Bien sûr l’ensemble des films produits la qualité ne sera pas toujours au rendez-vous, mais derrière l’ombre imposante de Leone, plusieurs réalisateurs sauront tirer leur épingle du jeu. Notamment Sergio Corbucci, qui avec des films comme Django ou Navajo Joe, tous réalisés en 1962, réussira a développer un style et des thématiques propres.

Dès le début du métrage, Corbucci nous prend à contre-pied et marque sa différence par rapport aux convenances du genre. On s’attendait à retrouver le soleil écrasant et les décors d’Almeria : Corbucci nous noie dans de vastes étendues enneigées.
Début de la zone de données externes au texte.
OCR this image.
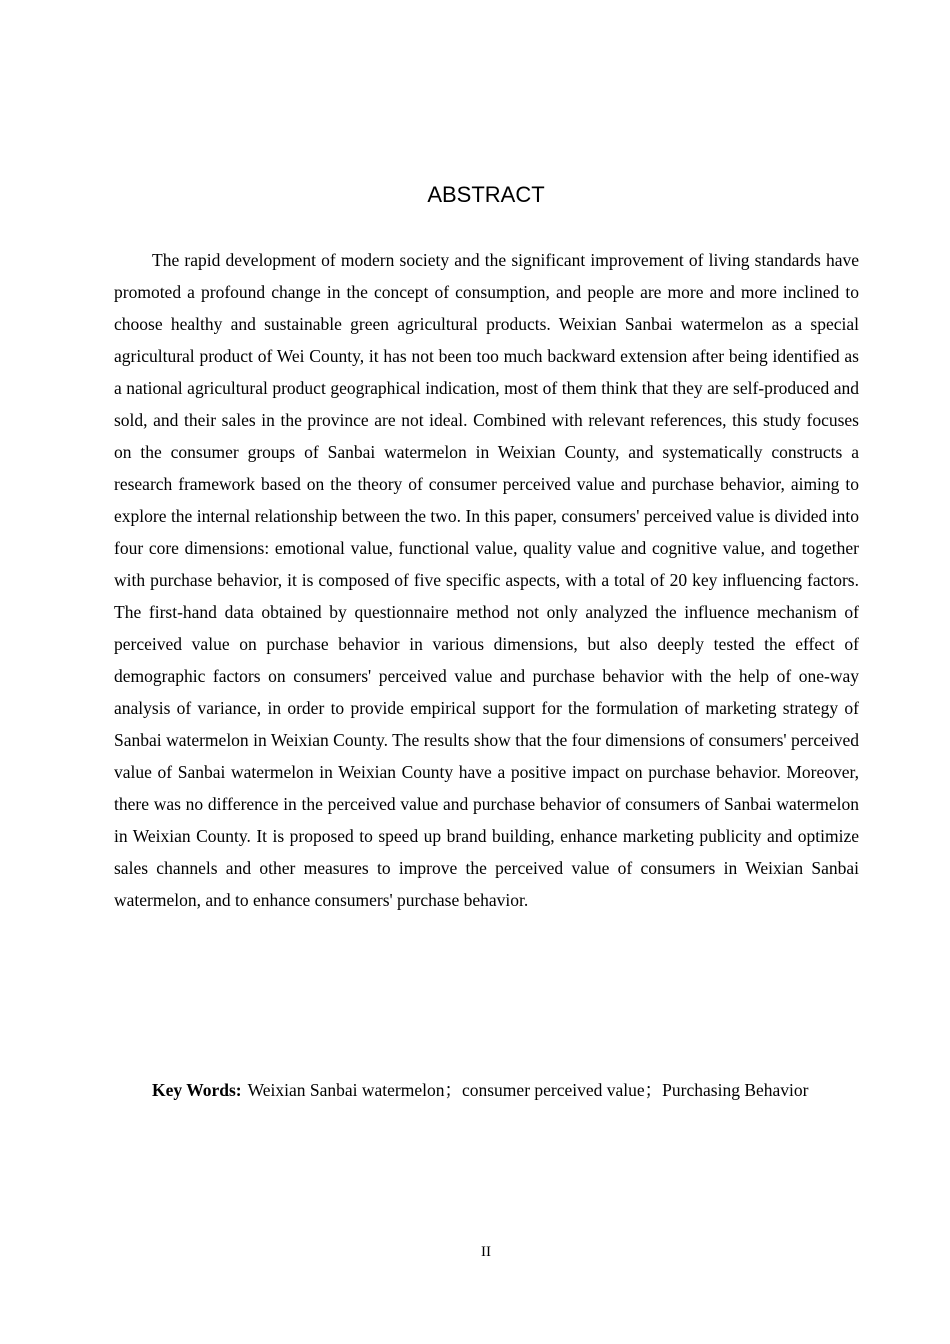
ABSTRACT

The rapid development of modern society and the significant improvement of living standards have promoted a profound change in the concept of consumption, and people are more and more inclined to choose healthy and sustainable green agricultural products. Weixian Sanbai watermelon as a special agricultural product of Wei County, it has not been too much backward extension after being identified as a national agricultural product geographical indication, most of them think that they are self-produced and sold, and their sales in the province are not ideal. Combined with relevant references, this study focuses on the consumer groups of Sanbai watermelon in Weixian County, and systematically constructs a research framework based on the theory of consumer perceived value and purchase behavior, aiming to explore the internal relationship between the two. In this paper, consumers' perceived value is divided into four core dimensions: emotional value, functional value, quality value and cognitive value, and together with purchase behavior, it is composed of five specific aspects, with a total of 20 key influencing factors. The first-hand data obtained by questionnaire method not only analyzed the influence mechanism of perceived value on purchase behavior in various dimensions, but also deeply tested the effect of demographic factors on consumers' perceived value and purchase behavior with the help of one-way analysis of variance, in order to provide empirical support for the formulation of marketing strategy of Sanbai watermelon in Weixian County. The results show that the four dimensions of consumers' perceived value of Sanbai watermelon in Weixian County have a positive impact on purchase behavior. Moreover, there was no difference in the perceived value and purchase behavior of consumers of Sanbai watermelon in Weixian County. It is proposed to speed up brand building, enhance marketing publicity and optimize sales channels and other measures to improve the perceived value of consumers in Weixian Sanbai watermelon, and to enhance consumers' purchase behavior.

Key Words: Weixian Sanbai watermelon；consumer perceived value；Purchasing Behavior

II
Silence (Jean-Louis Trintignant) apparaît au milieu de l’écran blanc tel un fantôme surgissant de la brume. Un rapide zoom arrière nous le montre à cheval dans une plaine entourée de montagnes. Ici, le décor écrase l’homme, la nature est un ennemi : la neige aveugle, le vent gèle les corps et le froid enraye les armes. La formule du western spaghetti classique est elle aussi enrayée. Corbucci, dans la lignée de ses précédents westerns part dans la direction inverse du genre. Bien sûr on y retrouve des figures classiques : le justicier solitaire, le sheriff, le banquier fourbe, les mercenaires, les prostituées du saloon et évidemment le tueur sans foi ni loi, Némésis du héros.

 

 

Mais ici « l’ordre naturel » est bouleversé, le réalisateur semble davantage prêter attention au personnage de Tigrero (l’excentrique mais génial Klaus Kinski) qu’à son personnage principal. Tigrero a beau être un personnage violent et immoral, Corbucci nous le montre étonnamment calme, lucide sur son statut de « méchant » comme lors de ce moment où, juste après avoir obtenu une information et abattu un homme, il note méticuleusement celle-ci dans un petit calepin. Ou bien lors de cet instant d’ultime ironie où, aux côtes du nouveau sheriff, Burnett (Frank Wolff), il se plaint de l’absence de morale des fermiers qu’il massacre.

 

 

Face à lui, Silence paraît terne voire presque naïf, sentiment renforcé par son handicap. Ne pouvant communiquer avec les autres, ne pouvant exprimer ses sentiments, Silence en est presque à subir l’intrigue plutôt qu’à l’initier ou à y réagir. Il traverse le film, mutique, ne laissant rien transparaître ; l’un des rares moments d’empathie que l’on éprouvera pour le personnage interviendra lors d’un flashback revenant sur l’origine de son handicap. Un handicap symbolisé par une cicatrice sur le cou et trace physique de son humanité disparue. Malgré une romance naissante avec la veuve d’un fermier abattu par Tigrero, Silence restera la même enveloppe vide insensible et mystérieuse jusqu’à la fin. Une fin atypique, fruit de la démarche de Corbucci, qui culmine dans le face à face entre Silence et Tigrero pour aboutir à une fin des plus nihilistes possibles. À tel point d’ailleurs que les producteurs avaient demandé à Corbucci de retourner ce final de manière plus positive. Corbucci s’est exécuté mais a délibérément sabordé la séquence, tournant et montant la scène afin de la rendre inutilisable et complétement décalée par rapport au reste du film.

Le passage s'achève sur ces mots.